PORTA, Simone

Enciclopedia Italiana (1935)

PORTA (o Porzio, dal cognome latinizzato Portius, Porcius), Simone

Guido Calogero

Filosofo e medico, nato a Napoli nel dicembre del 1496 e ivi morto il 27 agosto 1554. Seguace del Pomponazzi (o, piuttosto, a lui affine) nella maggiore delle sue opere, non ne fu quasi certamente (contro l'attestazione dei biografi antichi) mai discepolo, mentre è probabile che ascoltasse le lezioni di Agostino Nifo, quando questi, tra il 1519 e il 1521, insegnò per la seconda volta all'università di Pisa. A Pisa infatti il P. trascorse molti anni della sua giovinezza, e già dal 1520 al 1525 fu incaricato dell'insegnamento della logica e della fisica all'università. Più tardi, passato a Napoli, insegnò anche in tale città; ma nel 1545, trovandosi egli in Firenze, Cosimo, poi granduca di Toscana, pregò il viceré di Napoli Pietro di Toledo che gli cedesse il P. per lo studio pisano, al quale egli così appartenne tutto il resto della vita, per quanto, recatosi a Napoli per ragioni familiari, morisse in quella città.

L'elenco completo delle opere del P. è dato da F. Fiorentino nel primo dei due scritti sotto citati, pp. 151-153. Tra esse possono essere ricordate la traduzione latina e il commento del De coloribus (Firenze 1548, Parigi 1549: è notevole come già il P. dubitasse dell'aristotelicità di questo scritto, e l'attribuisse piuttosto a Teofrasto), il De coloribus oculorum (Firenze 1550; trad. ital. di Giambattista Gelli, ivi 1551), l'An homo bonus vel malus volens fiat (Firenze 1551, trad. ital. del Gelli, ivi 1551), il De dolore (1551), il De rerum naturalium principiis (Napoli 1553). Ma il suo scritto più notevole è la De humana mente disputatio (Firenze 1551: la trad. ital. del Gelli rimase inedita ed è forse manoscritta alla Nazionale di Parigi). In essa il P. (a differenza di altri seguaci del Pomponazzi, che, come p. es. il Contarini, finiscono per abbandonare la sua concezione) segue sostanzialmente l'alessandrismo del maestro a proposito del problema della natura dell'intelletto e dell'immortalità dell'anima e si manifesta quale il più tipico e segnalato fra tutti gl'immediati continuatori del Pomponazzi. Conoscitore del greco, che il Pomponazzi invece ignorava, il P. può meglio di lui attenersi all'originale aristotelico, e così fornire alla propria trattazione un più preciso aspetto di esegesi di pensiero altrui, opportuno per evitare sospetti di eterodossia religiosa (questi tuttavia non mancarono, e il P., pur non avendo noie per la protezione del granduca di Toscana, procurò comunque di allontanarli, pubblicando nel 1551, nella versione del Gelli, un Modo di orare cristianamente con l'esposizione del Pater noster, di cui apparve l'anno seguente il testo latino, Formae orandi christianae enarratio).

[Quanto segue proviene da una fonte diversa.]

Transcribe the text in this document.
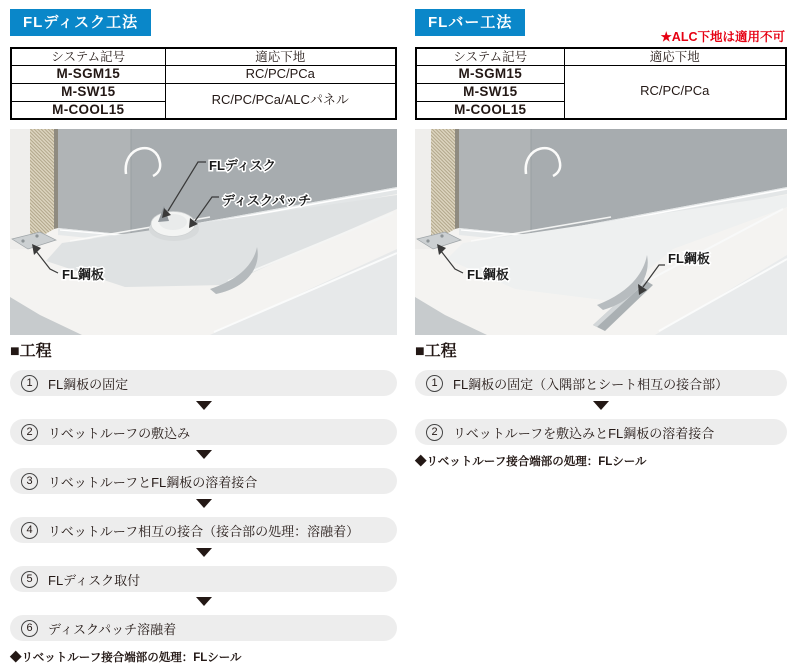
FLディスク工法
システム記号	適応下地
M-SGM15	RC/PC/PCa
M-SW15	RC/PC/PCa/ALCパネル
M-COOL15	
FLディスク
ディスクパッチ
FL鋼板
■工程
1	FL鋼板の固定
2	リベットルーフの敷込み
3	リベットルーフとFL鋼板の溶着接合
4	リベットルーフ相互の接合（接合部の処理：溶融着）
5	FLディスク取付
6	ディスクパッチ溶融着
◆リベットルーフ接合端部の処理：FLシール
FLバー工法
★ALC下地は適用不可
システム記号	適応下地
M-SGM15	RC/PC/PCa
M-SW15	
M-COOL15	
FL鋼板
FL鋼板
■工程
1	FL鋼板の固定（入隅部とシート相互の接合部）
2	リベットルーフを敷込みとFL鋼板の溶着接合
◆リベットルーフ接合端部の処理：FLシール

Particolare valore hanno le interpretazioni che nel De mente il P. dà dei concetti aristotelici di movimento, energia ed entelechia; e, soprattutto, l'analisi delle varie formulazioni concernenti l'intelletto, l'unità della cui funzione egli si sforza felicemente di chiarire, mostrando insieme come il suo carattere d'immanente "divinità" non abbia nulla a che vedere col presunto carattere d'immortalità, che dovrebb'esser proprio dell'anima. In ciò il P. supera non solo le interpretazioni di Simplicio e di Averroè, ma in certa misura anche quella stessa di Alessandro di Afrodisia, seguita dal Pomponazzi. Contro il P. scrisse il napoletano Giacomo Antonio Marta, mentre suo seguace fu il faentino Giulio Castellani. Figlio del P. fu lo storico Camillo P.

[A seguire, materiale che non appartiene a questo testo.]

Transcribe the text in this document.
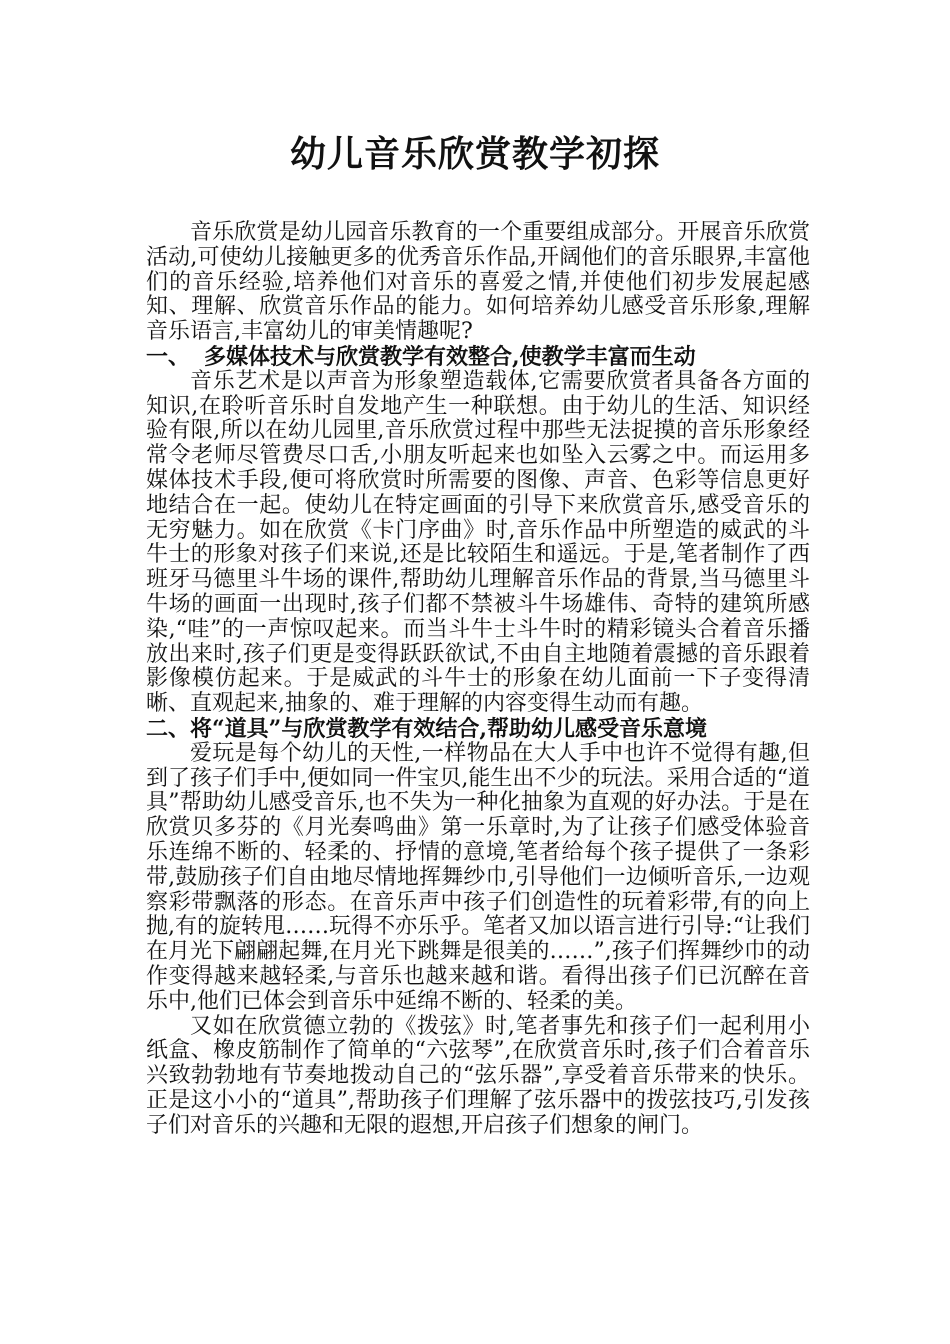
幼儿音乐欣赏教学初探

音乐欣赏是幼儿园音乐教育的一个重要组成部分。开展音乐欣赏活动,可使幼儿接触更多的优秀音乐作品,开阔他们的音乐眼界,丰富他们的音乐经验,培养他们对音乐的喜爱之情,并使他们初步发展起感知、理解、欣赏音乐作品的能力。如何培养幼儿感受音乐形象,理解音乐语言,丰富幼儿的审美情趣呢?

一、 多媒体技术与欣赏教学有效整合,使教学丰富而生动

音乐艺术是以声音为形象塑造载体,它需要欣赏者具备各方面的知识,在聆听音乐时自发地产生一种联想。由于幼儿的生活、知识经验有限,所以在幼儿园里,音乐欣赏过程中那些无法捉摸的音乐形象经常令老师尽管费尽口舌,小朋友听起来也如坠入云雾之中。而运用多媒体技术手段,便可将欣赏时所需要的图像、声音、色彩等信息更好地结合在一起。使幼儿在特定画面的引导下来欣赏音乐,感受音乐的无穷魅力。如在欣赏《卡门序曲》时,音乐作品中所塑造的威武的斗牛士的形象对孩子们来说,还是比较陌生和遥远。于是,笔者制作了西班牙马德里斗牛场的课件,帮助幼儿理解音乐作品的背景,当马德里斗牛场的画面一出现时,孩子们都不禁被斗牛场雄伟、奇特的建筑所感染,“哇”的一声惊叹起来。而当斗牛士斗牛时的精彩镜头合着音乐播放出来时,孩子们更是变得跃跃欲试,不由自主地随着震撼的音乐跟着影像模仿起来。于是威武的斗牛士的形象在幼儿面前一下子变得清晰、直观起来,抽象的、难于理解的内容变得生动而有趣。

二、将“道具”与欣赏教学有效结合,帮助幼儿感受音乐意境

爱玩是每个幼儿的天性,一样物品在大人手中也许不觉得有趣,但到了孩子们手中,便如同一件宝贝,能生出不少的玩法。采用合适的“道具”帮助幼儿感受音乐,也不失为一种化抽象为直观的好办法。于是在欣赏贝多芬的《月光奏鸣曲》第一乐章时,为了让孩子们感受体验音乐连绵不断的、轻柔的、抒情的意境,笔者给每个孩子提供了一条彩带,鼓励孩子们自由地尽情地挥舞纱巾,引导他们一边倾听音乐,一边观察彩带飘落的形态。在音乐声中孩子们创造性的玩着彩带,有的向上抛,有的旋转甩……玩得不亦乐乎。笔者又加以语言进行引导:“让我们在月光下翩翩起舞,在月光下跳舞是很美的……”,孩子们挥舞纱巾的动作变得越来越轻柔,与音乐也越来越和谐。看得出孩子们已沉醉在音乐中,他们已体会到音乐中延绵不断的、轻柔的美。

又如在欣赏德立勃的《拨弦》时,笔者事先和孩子们一起利用小纸盒、橡皮筋制作了简单的“六弦琴”,在欣赏音乐时,孩子们合着音乐兴致勃勃地有节奏地拨动自己的“弦乐器”,享受着音乐带来的快乐。正是这小小的“道具”,帮助孩子们理解了弦乐器中的拨弦技巧,引发孩子们对音乐的兴趣和无限的遐想,开启孩子们想象的闸门。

Bibl.: Il migliore studio biografico e bibliografico sul P. è quello di F. Fiorentino, Della vita e delle opere di S. P., in Nuova Antologia, febbraio-marzo 1879, ristampato in Studi e ritratti della Rinascenza, Bari 1911, pp. 83-153. Per la valutazione filosofica del De mente cfr., dello stesso Fiorentino, Pietro Pomponazzi, Studi storici sulla scuola bolognese e padovana del sec. XVI, Firenze 1868, pp. 270-88. Manca ancora una monografia compiuta che, attraverso l'analisi di tutte le altre opere del P., meglio determini la sua posizione nell'aristotelismo del Cinquecento e, in particolare, rispetto al Pomponazzi.